In economics, cross-sectional analysis has the advantage of avoiding various complicating aspects of the use of data drawn from various points in time, such as serial correlation of residuals. It also has the advantage that the data analysis itself does not need an assumption that the nature of the relationships between variables is stable over time, though this comes at the cost of requiring caution if the results for one time period are to be assumed valid at some different point in time.
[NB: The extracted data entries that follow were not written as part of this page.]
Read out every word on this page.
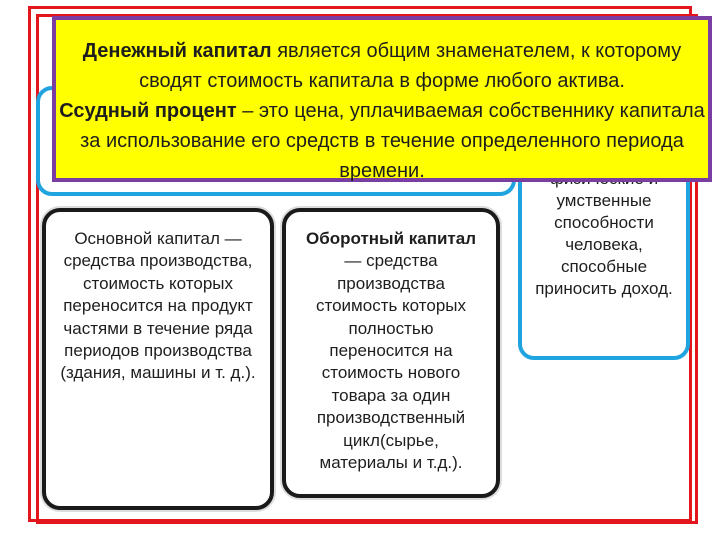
умственные способности человека, способные приносить доход.
Основной капитал — средства производства, стоимость которых переносится на продукт частями в течение ряда периодов производства (здания, машины и т. д.).
Оборотный капитал — средства производства стоимость которых полностью переносится на стоимость нового товара за один производственный цикл(сырье, материалы и т.д.).
Денежный капитал является общим знаменателем, к которому сводят стоимость капитала в форме любого актива.
Ссудный процент – это цена, уплачиваемая собственнику капитала за использование его средств в течение определенного периода времени.
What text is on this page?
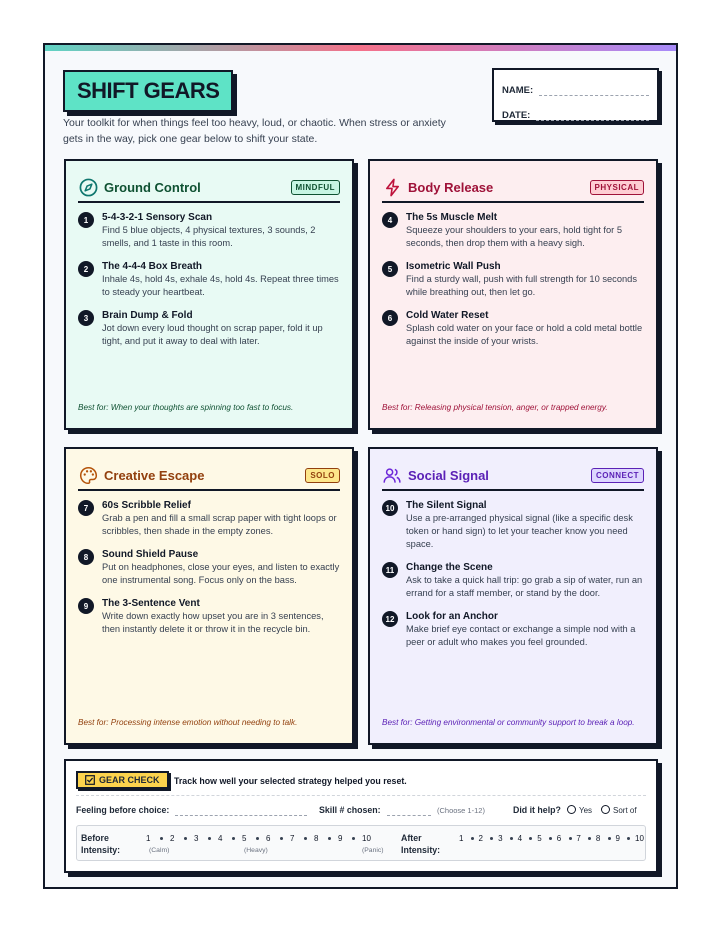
SHIFT GEARS	NAME:
DATE:
Your toolkit for when things feel too heavy, loud, or chaotic. When stress or anxiety gets in the way, pick one gear below to shift your state.
Ground Control	MINDFUL
1	5-4-3-2-1 Sensory Scan
Find 5 blue objects, 4 physical textures, 3 sounds, 2 smells, and 1 taste in this room.
2	The 4-4-4 Box Breath
Inhale 4s, hold 4s, exhale 4s, hold 4s. Repeat three times to steady your heartbeat.
3	Brain Dump & Fold
Jot down every loud thought on scrap paper, fold it up tight, and put it away to deal with later.
Best for: When your thoughts are spinning too fast to focus.
Body Release	PHYSICAL
4	The 5s Muscle Melt
Squeeze your shoulders to your ears, hold tight for 5 seconds, then drop them with a heavy sigh.
5	Isometric Wall Push
Find a sturdy wall, push with full strength for 10 seconds while breathing out, then let go.
6	Cold Water Reset
Splash cold water on your face or hold a cold metal bottle against the inside of your wrists.
Best for: Releasing physical tension, anger, or trapped energy.
Creative Escape	SOLO
7	60s Scribble Relief
Grab a pen and fill a small scrap paper with tight loops or scribbles, then shade in the empty zones.
8	Sound Shield Pause
Put on headphones, close your eyes, and listen to exactly one instrumental song. Focus only on the bass.
9	The 3-Sentence Vent
Write down exactly how upset you are in 3 sentences, then instantly delete it or throw it in the recycle bin.
Best for: Processing intense emotion without needing to talk.
Social Signal	CONNECT
10	The Silent Signal
Use a pre-arranged physical signal (like a specific desk token or hand sign) to let your teacher know you need space.
11	Change the Scene
Ask to take a quick hall trip: go grab a sip of water, run an errand for a staff member, or stand by the door.
12	Look for an Anchor
Make brief eye contact or exchange a simple nod with a peer or adult who makes you feel grounded.
Best for: Getting environmental or community support to break a loop.
GEAR CHECK Track how well your selected strategy helped you reset.
Feeling before choice:	Skill # chosen:	(Choose 1-12)	Did it help?	Yes	Sort of
Before
Intensity:
1 2 3 4 5 6 7 8 9 10
(Calm)	(Heavy)	(Panic)
After
Intensity:
1 2 3 4 5 6 7 8 9 10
An example of cross-sectional analysis in economics is the regression of money demand—the amounts that various people hold in highly liquid financial assets—at a particular time upon their income, total financial wealth, and various demographic factors. Each data point is for a particular individual or family, and the regression is conducted on a statistical sample drawn at one point in time from the entire population of individuals or families. In contrast, an intertemporal analysis of money demand would use data on an entire country's holdings of money at each of various points in time, and would regress that on contemporaneous (or near-contemporaneous) income, total financial wealth, and some measure of interest rates. The cross-sectional study has the advantage that it can investigate the effects of various demographic factors (age, for example) on individual differences; but it has the disadvantage that it cannot find the effect of interest rates on money demand, because in the cross-sectional study at a particular point in time all observed units are faced with the same current level of interest rates.